Question

If ${x^2} - 8x - 1 = 0$ then prove ${x^2} + \dfrac{1}{{{x^2}}}$

Answer 1

Hint: The given equation is a quadratic equation since the highest power of x is 2. We should simplify the equation and try to find out the value of the equation ${x^2} + \dfrac{1}{{{x^2}}}$ using the quadratic equation given. We can either find the answer in terms of x or find the numerical value of the equation (either by
simplification or finding the value of x).

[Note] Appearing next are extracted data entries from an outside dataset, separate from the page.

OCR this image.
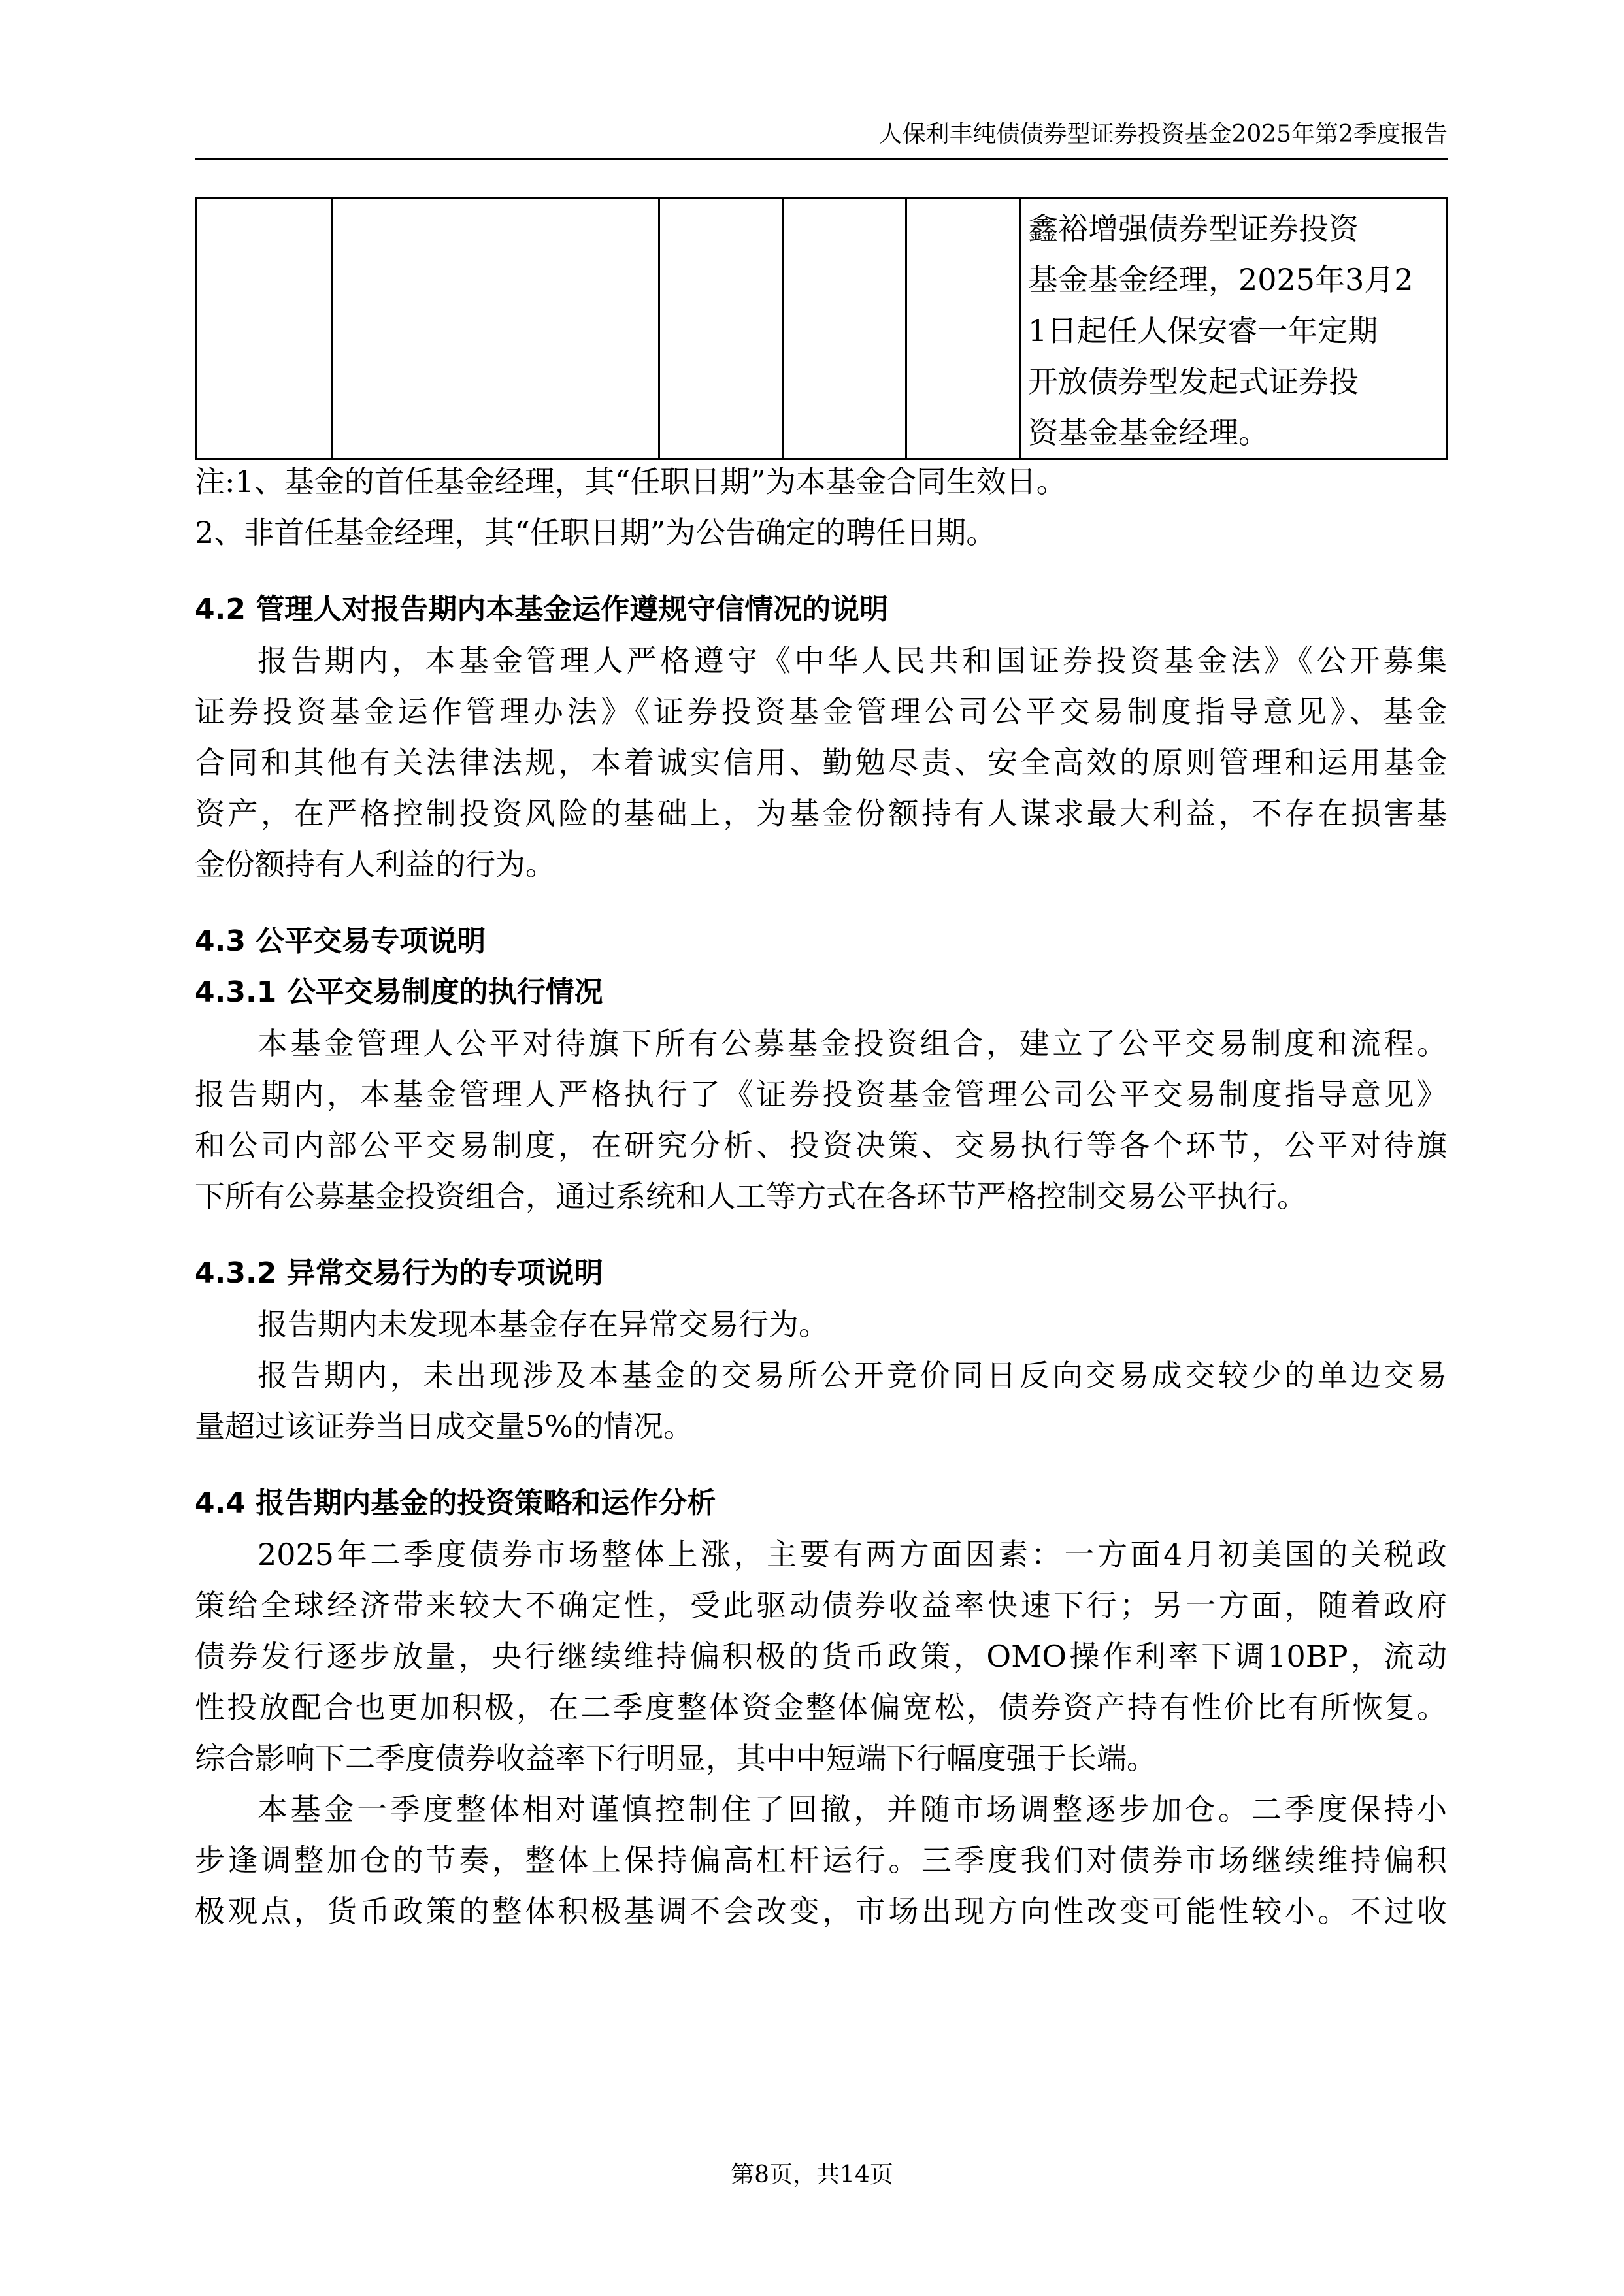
人保利丰纯债债券型证券投资基金2025年第2季度报告

鑫裕增强债券型证券投资
基金基金经理，2025年3月2
1日起任人保安睿一年定期
开放债券型发起式证券投
资基金基金经理。
注:1、基金的首任基金经理，其“任职日期”为本基金合同生效日。
2、非首任基金经理，其“任职日期”为公告确定的聘任日期。
4.2 管理人对报告期内本基金运作遵规守信情况的说明
报告期内，本基金管理人严格遵守《中华人民共和国证券投资基金法》《公开募集
证券投资基金运作管理办法》《证券投资基金管理公司公平交易制度指导意见》、基金
合同和其他有关法律法规，本着诚实信用、勤勉尽责、安全高效的原则管理和运用基金
资产，在严格控制投资风险的基础上，为基金份额持有人谋求最大利益，不存在损害基
金份额持有人利益的行为。
4.3 公平交易专项说明
4.3.1 公平交易制度的执行情况
本基金管理人公平对待旗下所有公募基金投资组合，建立了公平交易制度和流程。
报告期内，本基金管理人严格执行了《证券投资基金管理公司公平交易制度指导意见》
和公司内部公平交易制度，在研究分析、投资决策、交易执行等各个环节，公平对待旗
下所有公募基金投资组合，通过系统和人工等方式在各环节严格控制交易公平执行。
4.3.2 异常交易行为的专项说明
报告期内未发现本基金存在异常交易行为。
报告期内，未出现涉及本基金的交易所公开竞价同日反向交易成交较少的单边交易
量超过该证券当日成交量5%的情况。
4.4 报告期内基金的投资策略和运作分析
2025年二季度债券市场整体上涨，主要有两方面因素：一方面4月初美国的关税政
策给全球经济带来较大不确定性，受此驱动债券收益率快速下行；另一方面，随着政府
债券发行逐步放量，央行继续维持偏积极的货币政策，OMO操作利率下调10BP，流动
性投放配合也更加积极，在二季度整体资金整体偏宽松，债券资产持有性价比有所恢复。
综合影响下二季度债券收益率下行明显，其中中短端下行幅度强于长端。
本基金一季度整体相对谨慎控制住了回撤，并随市场调整逐步加仓。二季度保持小
步逢调整加仓的节奏，整体上保持偏高杠杆运行。三季度我们对债券市场继续维持偏积
极观点，货币政策的整体积极基调不会改变，市场出现方向性改变可能性较小。不过收
第8页，共14页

Complete step-by-step answer:
The given quadratic equation is ${x^2} - 8x - 1 = 0$.
When we try to simplify the equation, take the term $8x + 1$to the other side. The equation becomes:
${x^2} = 8x + 1$
To find the value of ${x^2} + \dfrac{1}{{{x^2}}}$ we need ${x^2}$and its reciprocal $\dfrac{1}{{{x^2}}}$.
We know that:
${x^2} = 8x + 1$ and $\dfrac{1}{{{x^2}}} = \dfrac{1}{{8x + 1}}$
Now when we add the two values, we get:
$(8x + 1) + \dfrac{1}{{(8x + 1)}} = \dfrac{{{{(8x + 1)}^2} + 1}}{{(8x + 1)}}$
By further simplification we get:
$\dfrac{{64{x^2} + 1 + 16x + 1}}{{8x + 1}}$(${(8x + 1)^2} = 64{x^2} + 16x + 1$)
$\dfrac{{64{x^2} + 16x + 2}}{{8x + 1}}$
The final answer is ${x^2} + \dfrac{1}{{{x^2}}} = \dfrac{{64{x^2} + 16x + 2}}{{8x + 1}}$
This is the answer in terms of x. We can also find the numerical value by the following simplification:
${x^2} - 8x - 1 = 0$
By dividing the entire equation with x, we get:
$x - 8 - \dfrac{1}{x} = 0$
By further simplification we get:
$x - \dfrac{1}{x} = 8$
By squaring on both the sides we get:
${(x - \dfrac{1}{x})^2} = {(8)^2}$
${x^2} - 2(x)(\dfrac{1}{x}) + \dfrac{1}{{{x^2}}} = 64$
${x^2} + \dfrac{1}{{{x^2}}} = 64 + 2 = 66$
Hence the numerical value is 66.
${x^2} + \dfrac{1}{{{x^2}}} = \dfrac{{64{x^2} + 16x + 2}}{{8x + 1}} = 66$

Note: Roots of the equation can be found out by using discriminant method and formula or we can find it by splitting the middle term and simplifying. Depending upon the question, we need to change our simplification techniques. We need to be careful with the positive and negative signs while squaring and adding the equations.